Maria and her husband Joe thought they were getting ahead in life. They had a BMW. Two investment properties. Good jobs on decent pay.
But the reality was they had no savings. Instead, they owed about $100,000, not including the two mortgages, three credit cards, two car loans and bills piling up.
At the same time, they were both in insecure contract work.
They’re not alone. Australians ranked household debt as the country’s most pressing problem in the Australia Talks National Survey.
Maria and Joe’s debt breakdown
- Car loans: $50,000
- Credit cards: $27,000
- Unpaid bills (utilities, phone, council rates, body corporate): $23,000
- Total debt: $100,000
Back to basics with a budget
- The first step with debt is to get everything down on paper.
- Check it with a bank statement because sometimes people can’t remember what they do spend on certain things.
- We do a budget that looks at expenditure fortnightly, even on those items that aren’t fortnightly. Car registration might be once a year or once a quarter.
- Set rainy day money aside so when unexpected expenses comes up, you’ve got that money there and do not need to rely on loans and credit cards.
- Cut down on costs where possible. Many people are spending money on things that perhaps they don’t need, they’re not really getting that much benefit out of it — for example they might have phone plans that are incredibly expensive when they could buy their phone outright and have a prepaid sim.
- Cut down on food bills — changing to cheaper supermarkets, no longer getting any takeaway, taking lunch to work — cancelled their streaming services, changed phones to prepaid, renegotiated their insurance and other service providers and no longer have holidays.
- Contacted all the organisations money is owed to and asked for hardship provisions, which often means a new repayment arrangement. If you are in too much debt and it’s unaffordable then financial service providers have an obligation to come to a hardship arrangement.
The long road to recovery
The whole process of getting on top of their debt took about three years.
It was probably a longer case because it was so complex and things unfolded. Circumstances change and there were more things to do, Each time Maria or Joe changed jobs everything had to be reconsidered. In the three years they worked with Ms Jacobs, Joe had six job changes and Maria two.
“In the beginning it was just small amounts — $50 here, $50 there,” Maria said.
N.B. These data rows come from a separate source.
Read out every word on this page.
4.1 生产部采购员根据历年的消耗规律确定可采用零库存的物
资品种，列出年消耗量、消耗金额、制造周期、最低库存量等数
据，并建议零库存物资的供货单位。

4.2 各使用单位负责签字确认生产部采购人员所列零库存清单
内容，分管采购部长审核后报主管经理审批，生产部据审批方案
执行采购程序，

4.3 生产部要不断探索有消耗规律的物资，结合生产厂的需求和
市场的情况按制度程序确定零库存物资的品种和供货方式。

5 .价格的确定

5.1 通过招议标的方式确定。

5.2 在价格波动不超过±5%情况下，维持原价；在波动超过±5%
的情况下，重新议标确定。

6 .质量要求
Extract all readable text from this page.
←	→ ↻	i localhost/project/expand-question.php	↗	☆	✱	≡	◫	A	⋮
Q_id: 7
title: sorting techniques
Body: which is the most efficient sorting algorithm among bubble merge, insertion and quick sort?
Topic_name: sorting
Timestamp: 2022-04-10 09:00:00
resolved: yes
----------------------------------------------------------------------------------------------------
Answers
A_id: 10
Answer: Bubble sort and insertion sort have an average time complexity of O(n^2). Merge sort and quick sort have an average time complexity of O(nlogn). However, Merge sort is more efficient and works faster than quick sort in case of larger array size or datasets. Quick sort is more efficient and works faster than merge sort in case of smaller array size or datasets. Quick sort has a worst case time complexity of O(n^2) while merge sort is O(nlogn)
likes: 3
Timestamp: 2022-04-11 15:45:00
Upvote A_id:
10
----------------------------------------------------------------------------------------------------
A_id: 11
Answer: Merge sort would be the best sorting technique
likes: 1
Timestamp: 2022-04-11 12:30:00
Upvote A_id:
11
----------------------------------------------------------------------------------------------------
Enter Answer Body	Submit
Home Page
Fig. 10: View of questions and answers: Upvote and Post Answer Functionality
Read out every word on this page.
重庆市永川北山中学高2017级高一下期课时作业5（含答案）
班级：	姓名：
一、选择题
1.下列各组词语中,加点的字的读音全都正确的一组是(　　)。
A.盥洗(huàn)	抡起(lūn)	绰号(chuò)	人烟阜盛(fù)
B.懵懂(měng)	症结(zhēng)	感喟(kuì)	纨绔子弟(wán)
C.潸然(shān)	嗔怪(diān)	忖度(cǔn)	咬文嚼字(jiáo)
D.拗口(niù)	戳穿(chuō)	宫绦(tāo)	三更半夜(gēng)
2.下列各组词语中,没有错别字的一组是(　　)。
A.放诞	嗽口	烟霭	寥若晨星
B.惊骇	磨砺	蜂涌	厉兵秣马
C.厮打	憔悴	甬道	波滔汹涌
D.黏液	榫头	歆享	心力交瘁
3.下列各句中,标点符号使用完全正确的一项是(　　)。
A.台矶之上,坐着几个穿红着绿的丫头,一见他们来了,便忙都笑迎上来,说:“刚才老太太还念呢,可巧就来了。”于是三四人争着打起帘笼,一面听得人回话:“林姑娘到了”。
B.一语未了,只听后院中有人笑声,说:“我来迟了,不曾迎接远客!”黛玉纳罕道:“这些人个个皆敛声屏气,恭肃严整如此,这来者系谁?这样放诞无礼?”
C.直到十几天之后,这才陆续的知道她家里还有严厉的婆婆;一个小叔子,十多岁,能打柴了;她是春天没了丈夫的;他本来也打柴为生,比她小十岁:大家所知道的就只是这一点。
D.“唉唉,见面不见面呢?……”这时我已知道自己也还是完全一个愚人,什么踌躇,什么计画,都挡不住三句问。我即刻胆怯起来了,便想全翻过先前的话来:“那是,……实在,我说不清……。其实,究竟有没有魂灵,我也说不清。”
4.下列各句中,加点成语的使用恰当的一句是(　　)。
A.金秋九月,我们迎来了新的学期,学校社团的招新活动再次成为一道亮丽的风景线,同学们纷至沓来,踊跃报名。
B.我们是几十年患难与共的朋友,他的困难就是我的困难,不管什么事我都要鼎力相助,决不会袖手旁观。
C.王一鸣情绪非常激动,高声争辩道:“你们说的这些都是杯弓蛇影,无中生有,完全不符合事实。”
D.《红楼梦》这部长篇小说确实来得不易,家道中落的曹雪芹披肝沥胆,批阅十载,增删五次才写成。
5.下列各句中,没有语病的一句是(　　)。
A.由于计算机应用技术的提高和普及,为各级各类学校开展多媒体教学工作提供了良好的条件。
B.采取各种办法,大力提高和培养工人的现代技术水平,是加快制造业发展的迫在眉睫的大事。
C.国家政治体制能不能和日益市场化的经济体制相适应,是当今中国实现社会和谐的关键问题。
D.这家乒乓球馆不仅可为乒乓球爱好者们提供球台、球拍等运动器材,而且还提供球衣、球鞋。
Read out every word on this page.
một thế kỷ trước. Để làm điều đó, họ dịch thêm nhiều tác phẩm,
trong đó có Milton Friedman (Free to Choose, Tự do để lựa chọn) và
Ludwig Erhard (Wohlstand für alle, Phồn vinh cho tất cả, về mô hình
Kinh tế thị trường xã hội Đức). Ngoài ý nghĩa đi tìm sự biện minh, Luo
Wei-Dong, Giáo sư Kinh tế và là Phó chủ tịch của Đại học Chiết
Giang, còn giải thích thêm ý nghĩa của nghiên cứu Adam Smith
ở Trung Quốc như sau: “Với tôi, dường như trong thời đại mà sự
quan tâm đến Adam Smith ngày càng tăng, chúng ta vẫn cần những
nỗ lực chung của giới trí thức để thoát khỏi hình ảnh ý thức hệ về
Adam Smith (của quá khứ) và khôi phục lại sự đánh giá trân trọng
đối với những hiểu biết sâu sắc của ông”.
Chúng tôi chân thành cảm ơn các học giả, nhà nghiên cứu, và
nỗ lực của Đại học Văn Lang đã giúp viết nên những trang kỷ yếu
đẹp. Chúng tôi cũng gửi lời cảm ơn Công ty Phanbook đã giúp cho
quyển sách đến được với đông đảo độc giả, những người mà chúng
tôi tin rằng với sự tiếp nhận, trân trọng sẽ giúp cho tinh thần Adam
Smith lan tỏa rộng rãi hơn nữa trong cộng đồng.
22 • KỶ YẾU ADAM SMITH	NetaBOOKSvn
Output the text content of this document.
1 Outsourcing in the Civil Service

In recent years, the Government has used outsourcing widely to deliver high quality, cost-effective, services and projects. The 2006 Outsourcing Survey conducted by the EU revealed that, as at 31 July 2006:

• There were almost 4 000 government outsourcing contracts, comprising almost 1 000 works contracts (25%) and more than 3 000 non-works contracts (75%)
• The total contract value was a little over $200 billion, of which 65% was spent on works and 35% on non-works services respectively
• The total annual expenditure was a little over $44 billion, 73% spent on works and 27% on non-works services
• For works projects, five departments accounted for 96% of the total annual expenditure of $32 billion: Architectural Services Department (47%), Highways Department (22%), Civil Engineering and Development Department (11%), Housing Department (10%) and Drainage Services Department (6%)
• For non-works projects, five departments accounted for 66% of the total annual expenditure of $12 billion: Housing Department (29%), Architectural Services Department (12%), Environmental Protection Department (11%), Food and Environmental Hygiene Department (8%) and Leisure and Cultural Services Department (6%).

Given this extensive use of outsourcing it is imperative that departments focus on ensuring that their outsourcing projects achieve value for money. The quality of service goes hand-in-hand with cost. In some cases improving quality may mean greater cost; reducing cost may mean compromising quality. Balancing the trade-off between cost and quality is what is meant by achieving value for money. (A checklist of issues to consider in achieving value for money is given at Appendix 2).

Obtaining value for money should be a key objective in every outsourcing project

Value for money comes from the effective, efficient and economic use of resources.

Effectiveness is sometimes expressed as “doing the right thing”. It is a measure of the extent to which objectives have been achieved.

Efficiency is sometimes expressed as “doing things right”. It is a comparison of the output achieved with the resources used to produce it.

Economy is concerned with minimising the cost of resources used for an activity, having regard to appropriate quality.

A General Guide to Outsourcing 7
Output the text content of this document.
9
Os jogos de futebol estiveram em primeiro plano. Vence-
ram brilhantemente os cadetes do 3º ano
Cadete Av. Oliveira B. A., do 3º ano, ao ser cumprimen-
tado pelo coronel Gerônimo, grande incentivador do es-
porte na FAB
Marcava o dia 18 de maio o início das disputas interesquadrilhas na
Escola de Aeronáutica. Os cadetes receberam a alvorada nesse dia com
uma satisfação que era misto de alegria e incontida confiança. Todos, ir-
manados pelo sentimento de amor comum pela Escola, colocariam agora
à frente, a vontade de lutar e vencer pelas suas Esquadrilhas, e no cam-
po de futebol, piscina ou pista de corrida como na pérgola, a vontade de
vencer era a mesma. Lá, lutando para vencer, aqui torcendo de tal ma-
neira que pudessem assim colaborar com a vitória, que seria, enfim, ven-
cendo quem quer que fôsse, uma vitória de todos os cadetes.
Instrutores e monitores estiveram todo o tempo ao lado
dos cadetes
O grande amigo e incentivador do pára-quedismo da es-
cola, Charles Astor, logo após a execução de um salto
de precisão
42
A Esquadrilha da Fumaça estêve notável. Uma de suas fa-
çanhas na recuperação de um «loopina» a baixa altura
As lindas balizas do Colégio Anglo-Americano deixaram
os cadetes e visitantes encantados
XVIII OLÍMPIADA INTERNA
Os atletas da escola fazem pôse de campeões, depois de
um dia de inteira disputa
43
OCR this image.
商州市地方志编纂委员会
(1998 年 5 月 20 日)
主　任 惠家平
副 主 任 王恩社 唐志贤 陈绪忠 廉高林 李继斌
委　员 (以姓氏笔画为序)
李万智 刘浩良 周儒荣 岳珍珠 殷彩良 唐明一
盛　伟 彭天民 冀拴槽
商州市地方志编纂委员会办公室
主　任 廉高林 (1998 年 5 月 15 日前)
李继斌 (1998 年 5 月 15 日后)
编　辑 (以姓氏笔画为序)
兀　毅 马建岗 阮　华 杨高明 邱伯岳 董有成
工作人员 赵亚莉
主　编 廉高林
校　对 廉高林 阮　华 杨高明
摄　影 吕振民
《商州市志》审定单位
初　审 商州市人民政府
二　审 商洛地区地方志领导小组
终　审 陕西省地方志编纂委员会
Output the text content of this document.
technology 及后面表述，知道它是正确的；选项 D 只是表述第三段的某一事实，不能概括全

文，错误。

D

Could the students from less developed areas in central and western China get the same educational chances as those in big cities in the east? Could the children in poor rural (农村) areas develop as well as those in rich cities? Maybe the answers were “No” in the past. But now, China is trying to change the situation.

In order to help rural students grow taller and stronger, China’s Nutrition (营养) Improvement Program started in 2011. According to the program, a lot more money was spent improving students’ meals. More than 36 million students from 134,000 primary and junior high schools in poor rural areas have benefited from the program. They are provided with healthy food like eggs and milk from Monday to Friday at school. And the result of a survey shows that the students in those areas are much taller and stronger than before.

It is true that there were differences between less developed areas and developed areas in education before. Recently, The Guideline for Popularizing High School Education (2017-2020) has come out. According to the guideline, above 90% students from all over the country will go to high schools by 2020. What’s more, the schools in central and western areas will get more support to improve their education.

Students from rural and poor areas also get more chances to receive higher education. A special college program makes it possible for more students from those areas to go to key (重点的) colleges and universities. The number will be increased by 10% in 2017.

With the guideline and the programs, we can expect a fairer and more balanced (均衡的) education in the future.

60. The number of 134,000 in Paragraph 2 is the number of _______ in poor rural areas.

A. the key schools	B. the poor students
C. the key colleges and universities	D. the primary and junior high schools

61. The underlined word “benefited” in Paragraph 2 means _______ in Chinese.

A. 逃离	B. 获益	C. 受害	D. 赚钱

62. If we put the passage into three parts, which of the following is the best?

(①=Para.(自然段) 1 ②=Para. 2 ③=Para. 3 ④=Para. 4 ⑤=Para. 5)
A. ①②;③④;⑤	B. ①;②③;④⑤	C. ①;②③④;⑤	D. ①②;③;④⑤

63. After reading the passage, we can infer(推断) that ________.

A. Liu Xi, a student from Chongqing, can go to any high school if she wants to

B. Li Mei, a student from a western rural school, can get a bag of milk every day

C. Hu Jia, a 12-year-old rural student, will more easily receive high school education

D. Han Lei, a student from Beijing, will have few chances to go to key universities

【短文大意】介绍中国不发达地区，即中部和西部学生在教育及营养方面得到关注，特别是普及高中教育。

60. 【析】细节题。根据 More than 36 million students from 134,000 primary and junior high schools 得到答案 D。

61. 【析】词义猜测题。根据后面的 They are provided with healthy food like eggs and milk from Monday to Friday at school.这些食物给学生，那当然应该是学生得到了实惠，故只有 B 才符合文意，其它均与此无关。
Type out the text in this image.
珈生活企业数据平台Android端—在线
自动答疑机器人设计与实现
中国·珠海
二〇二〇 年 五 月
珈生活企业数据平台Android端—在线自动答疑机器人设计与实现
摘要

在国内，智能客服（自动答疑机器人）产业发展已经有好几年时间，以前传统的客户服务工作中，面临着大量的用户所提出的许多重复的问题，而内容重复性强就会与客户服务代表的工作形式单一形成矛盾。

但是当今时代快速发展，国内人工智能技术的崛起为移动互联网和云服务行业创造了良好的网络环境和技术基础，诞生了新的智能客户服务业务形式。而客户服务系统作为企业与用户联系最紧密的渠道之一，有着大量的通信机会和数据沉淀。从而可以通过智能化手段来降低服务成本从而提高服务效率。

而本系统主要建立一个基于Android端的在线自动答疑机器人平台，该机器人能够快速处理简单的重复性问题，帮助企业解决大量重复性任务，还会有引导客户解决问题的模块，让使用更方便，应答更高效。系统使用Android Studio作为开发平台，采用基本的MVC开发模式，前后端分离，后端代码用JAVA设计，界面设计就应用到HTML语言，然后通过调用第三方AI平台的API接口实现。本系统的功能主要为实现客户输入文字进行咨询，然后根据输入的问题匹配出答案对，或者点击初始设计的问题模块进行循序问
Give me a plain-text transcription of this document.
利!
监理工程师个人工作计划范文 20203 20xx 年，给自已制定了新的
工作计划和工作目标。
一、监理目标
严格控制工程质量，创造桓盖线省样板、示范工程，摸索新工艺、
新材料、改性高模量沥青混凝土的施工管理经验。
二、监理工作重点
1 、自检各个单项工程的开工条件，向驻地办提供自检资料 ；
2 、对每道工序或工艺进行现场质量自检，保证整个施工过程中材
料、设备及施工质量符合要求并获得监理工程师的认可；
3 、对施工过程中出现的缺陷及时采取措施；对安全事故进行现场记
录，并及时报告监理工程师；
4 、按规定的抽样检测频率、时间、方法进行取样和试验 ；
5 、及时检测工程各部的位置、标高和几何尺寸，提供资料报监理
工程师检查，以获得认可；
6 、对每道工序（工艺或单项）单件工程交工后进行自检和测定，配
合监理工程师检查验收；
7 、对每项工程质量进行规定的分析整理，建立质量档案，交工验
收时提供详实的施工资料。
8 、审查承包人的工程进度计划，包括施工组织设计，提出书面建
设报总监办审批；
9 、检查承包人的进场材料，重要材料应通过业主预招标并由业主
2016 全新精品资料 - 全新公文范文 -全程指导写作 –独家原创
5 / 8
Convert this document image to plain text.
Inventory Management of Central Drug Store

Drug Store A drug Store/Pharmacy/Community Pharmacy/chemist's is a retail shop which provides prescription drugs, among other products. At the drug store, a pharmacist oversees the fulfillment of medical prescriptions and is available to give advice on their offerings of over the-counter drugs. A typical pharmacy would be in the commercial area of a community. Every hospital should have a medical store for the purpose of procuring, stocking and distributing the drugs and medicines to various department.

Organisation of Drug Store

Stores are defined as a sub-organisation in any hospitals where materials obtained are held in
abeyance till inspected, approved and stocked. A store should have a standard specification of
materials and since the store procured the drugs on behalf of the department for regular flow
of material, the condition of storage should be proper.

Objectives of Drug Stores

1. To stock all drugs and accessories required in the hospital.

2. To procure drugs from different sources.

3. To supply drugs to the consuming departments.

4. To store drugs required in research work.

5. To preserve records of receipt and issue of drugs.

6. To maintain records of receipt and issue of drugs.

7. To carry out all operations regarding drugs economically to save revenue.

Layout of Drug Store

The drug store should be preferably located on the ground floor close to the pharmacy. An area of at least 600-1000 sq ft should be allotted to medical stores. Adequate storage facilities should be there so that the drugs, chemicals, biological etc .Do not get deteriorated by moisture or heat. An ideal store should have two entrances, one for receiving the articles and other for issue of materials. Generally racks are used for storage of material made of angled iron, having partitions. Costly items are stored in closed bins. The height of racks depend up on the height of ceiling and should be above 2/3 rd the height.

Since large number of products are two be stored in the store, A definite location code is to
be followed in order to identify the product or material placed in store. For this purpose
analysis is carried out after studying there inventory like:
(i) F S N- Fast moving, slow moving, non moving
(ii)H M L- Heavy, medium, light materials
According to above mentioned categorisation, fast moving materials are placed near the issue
“But it started to grow as we knocked the small debts out. It’s really ramped up in the last year.”
Finally, they both secured permanent employment last year, which makes keeping to their budget easier.
Slowly and steadily, the couple have paid off around $65,000 so far and hope to have paid off the last $35,000 of debt in two years’ time.
And her advice to others in debt?
“What I would say is don’t try and keep up with other people. No one really cares at the end of the day.”